Sergeant Joe Friday of the old American cop show, Dragnet, was famous for asking witnesses — in characteristic deadpan delivery, “All we want are the facts, ma’am.”
Sounds good to me. Not just facts (albeit they’re tremendously useful, especially when you have them in variety), but also the focus upon transmitting information, without a lot of accessory fluff.
“I don’t know how to put this,” my ex-husband would hedge. He was always loathe to break negative news, and would put off doing so for long stretches of time before tiptoeing around the subject and throwing up paragraphs of waffling pseudonyms.
“Then just say it. Spit it out already!”
Bluntness when it’s simply being straight-forward is not a social crime in my world.
Furthermore, I don’t go inventing insults where none are intended. Unless you are calling me (as some of my students with behavior disorders do) a “fucking bitch” or something equally blatant, I’m not going to assume that speaking plainly is meant to be an affront.
I will confess that (even into my late 40’s) I am still sorting out the reasons why people say the things they do:
- There’s the “social noise” that is meant as non-confrontational space-time filler, to promote social ease in a sort of verbal grooming behavior or stress-displacement behavior.
- There’s the exchange of opinions and veiled insults meant to establish or maintain odd social status arrangements. (I understand what those are, but I really don’t understand why they exist, aside from the practical necessities of organisational status for allocating responsibilities.)
- There are the jokes, compliments, and stories meant to promote inclusion and establish group identity by creating a culture of common experiences, affirmation of values, and recognition of effort.
- There’s the philosophical or creative exchange of ideas, including word play, humor, and problem solving.
Then there are the murkier forms of communication that I have trouble fathoming, even when I can (after a few minutes or days’ consideration), identify what is going on. These include the more oblique types of flirting, the affective persuasion of political campaigning (including the sort that happens at work and other organisations), and other mysterious interchanges that involve even less emphasis on word choice, and more upon paraverbal and nonverbal delivery. (“Paraverbal” is how the words are said, the inflections; “nonverbal” is the accompanying body language.) I’m actually not sure what these are, but sometimes I can sense that something more is going on, and I’m not sure just what it is that I am missing.

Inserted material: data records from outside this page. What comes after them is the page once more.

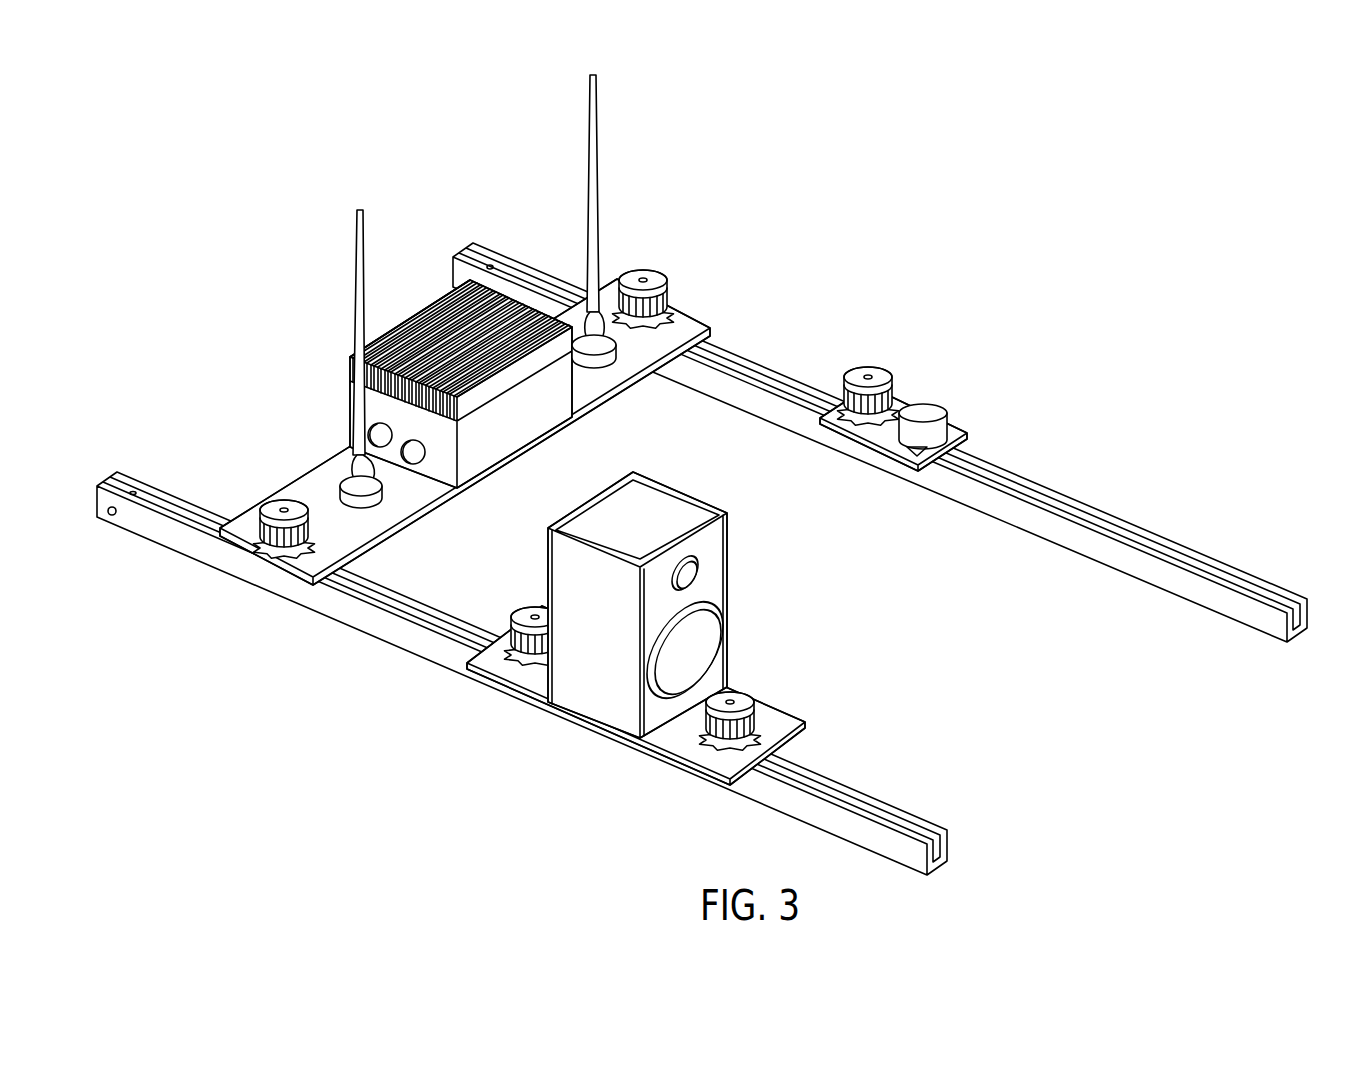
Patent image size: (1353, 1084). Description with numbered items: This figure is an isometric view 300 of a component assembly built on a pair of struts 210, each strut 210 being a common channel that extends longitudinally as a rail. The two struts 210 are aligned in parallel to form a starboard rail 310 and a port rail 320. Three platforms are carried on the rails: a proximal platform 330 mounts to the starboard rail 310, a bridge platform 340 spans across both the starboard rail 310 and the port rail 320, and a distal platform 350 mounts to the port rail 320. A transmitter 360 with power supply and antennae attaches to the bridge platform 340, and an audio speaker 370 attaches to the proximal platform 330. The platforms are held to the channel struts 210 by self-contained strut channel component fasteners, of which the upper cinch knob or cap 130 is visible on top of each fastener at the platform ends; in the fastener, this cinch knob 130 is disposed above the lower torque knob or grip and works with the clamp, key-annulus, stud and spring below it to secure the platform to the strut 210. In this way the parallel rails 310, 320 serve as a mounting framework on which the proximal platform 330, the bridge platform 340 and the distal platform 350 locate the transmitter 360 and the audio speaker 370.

The isometric view 300 is at (808, 180).
The upper cinch knob 130 is at (652, 271).
The strut 210 is at (1167, 592).
The starboard rail 310 is at (195, 557).
The port rail 320 is at (1098, 500).
The proximal platform 330 is at (510, 695).
The bridge platform 340 is at (607, 403).
The distal platform 350 is at (952, 430).
The transmitter 360 is at (350, 408).
The audio speaker 370 is at (727, 547).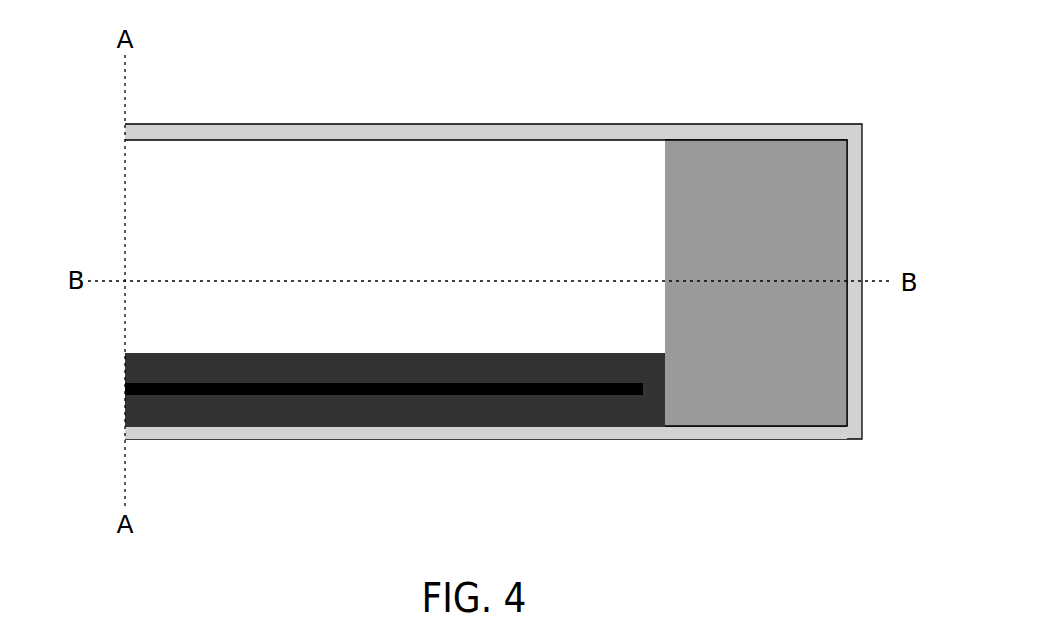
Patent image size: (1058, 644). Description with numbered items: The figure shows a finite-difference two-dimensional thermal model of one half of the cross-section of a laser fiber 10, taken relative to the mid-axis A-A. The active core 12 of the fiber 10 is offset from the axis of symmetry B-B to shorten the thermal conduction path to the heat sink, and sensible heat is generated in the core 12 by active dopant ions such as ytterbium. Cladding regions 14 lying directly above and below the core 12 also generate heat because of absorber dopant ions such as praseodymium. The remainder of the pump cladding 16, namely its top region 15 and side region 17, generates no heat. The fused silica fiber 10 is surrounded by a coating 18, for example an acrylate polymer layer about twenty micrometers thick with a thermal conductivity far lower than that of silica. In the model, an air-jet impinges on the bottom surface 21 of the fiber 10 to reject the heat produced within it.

The laser fiber 10 is at (467, 268).
The core 12 is at (125, 388).
The cladding regions 14 is at (125, 363).
The top region 15 is at (133, 214).
The pump cladding 16 is at (133, 251).
The side region 17 is at (838, 235).
The coating 18 is at (270, 133).
The bottom surface 21 is at (417, 440).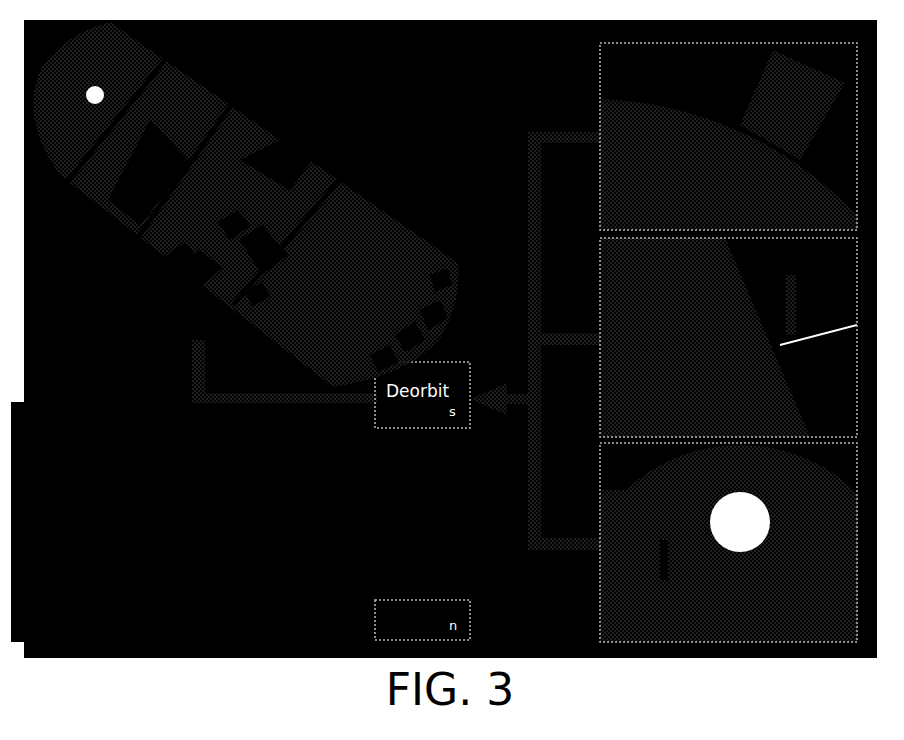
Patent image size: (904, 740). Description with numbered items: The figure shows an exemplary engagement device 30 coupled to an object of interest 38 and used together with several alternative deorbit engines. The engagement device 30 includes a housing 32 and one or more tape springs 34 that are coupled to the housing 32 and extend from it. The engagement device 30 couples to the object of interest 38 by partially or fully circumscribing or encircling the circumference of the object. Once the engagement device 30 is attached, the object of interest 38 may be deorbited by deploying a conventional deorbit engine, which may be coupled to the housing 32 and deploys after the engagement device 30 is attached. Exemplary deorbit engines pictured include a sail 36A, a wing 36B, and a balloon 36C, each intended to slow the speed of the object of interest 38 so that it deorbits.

The engagement device 30 is at (322, 111).
The housing 32 is at (230, 226).
The tape springs 34 is at (160, 287).
The sail 36A is at (726, 98).
The wing 36B is at (742, 299).
The balloon 36C is at (650, 581).
The object of interest 38 is at (251, 310).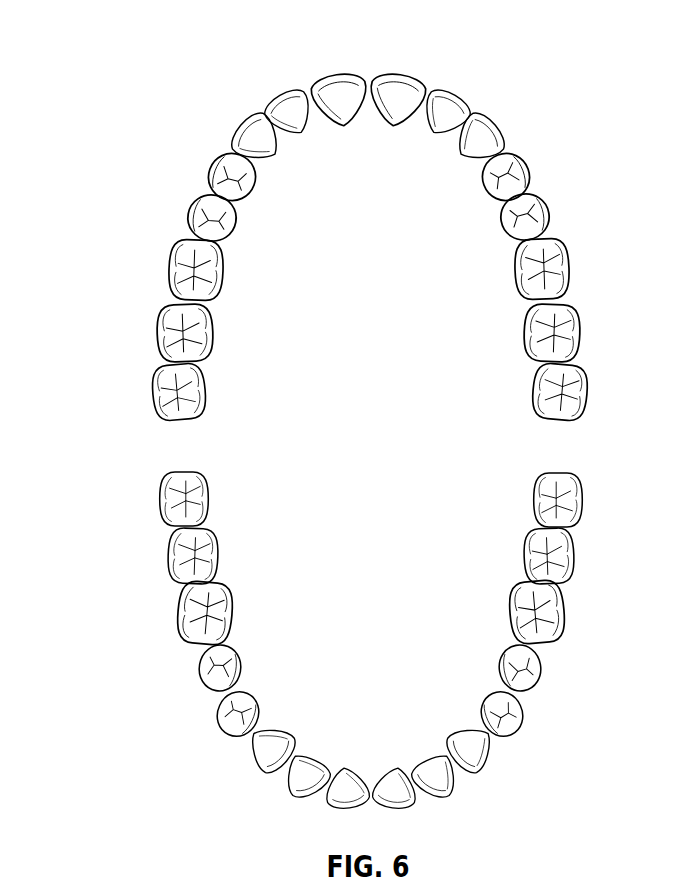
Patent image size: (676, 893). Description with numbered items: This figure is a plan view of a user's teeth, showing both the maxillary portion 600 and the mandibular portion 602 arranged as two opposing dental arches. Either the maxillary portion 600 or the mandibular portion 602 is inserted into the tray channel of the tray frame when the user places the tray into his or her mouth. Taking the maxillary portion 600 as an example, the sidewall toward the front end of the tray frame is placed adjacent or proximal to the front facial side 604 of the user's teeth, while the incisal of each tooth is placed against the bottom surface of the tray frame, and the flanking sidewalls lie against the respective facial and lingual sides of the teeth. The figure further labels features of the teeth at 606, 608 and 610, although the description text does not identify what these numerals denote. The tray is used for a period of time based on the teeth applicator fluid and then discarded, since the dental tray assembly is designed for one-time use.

At school, I spend all day surrounded by people who are constantly negotiating with each other to get what they want or feel they need at the moment (what in Functional Behavioral Analysis is described in the dichotomy of providing a means to Get/Obtain or Protest/Escape/Avoid). A lot of the interpersonal transactions are fairly simple to understand, as most of the students lack subtlety. At the garden center, the focus of my interactions revolve around the transmission of factual information, and the curious scripts of commerce that combine both “cheerful servant” and “autocratic cashier”. The latter set is usually easier, and I’m even beginning to pick up on the “Thank you,” that really means, “I don’t need any more information now”.
But after interacting with people for twelve hours a day, I find that my brain turns to mush from the burdens of doing my physical jobs with focusing lots of working memory on perceiving, analysing, and replying to all the heavily-coded and loaded talktalktalk.
Sometimes I miss the simplicity of working in a lab, where one could spend their day simply transmitting facts.
Of course, I later found that even that was a misperception. There was all the office politics going on just at the edge of my radar, and there was the inevitable problem of others assigning meanings to my para/nonverbals that I was not really intending to transmit, and there was the third problem of others being annoyed or dissappointed because I had not picked up on their para/nonverbals and thus missed a large chunk of what they “really meant”.
Life would be so much simpler if people would just mean what they say, and say what they mean!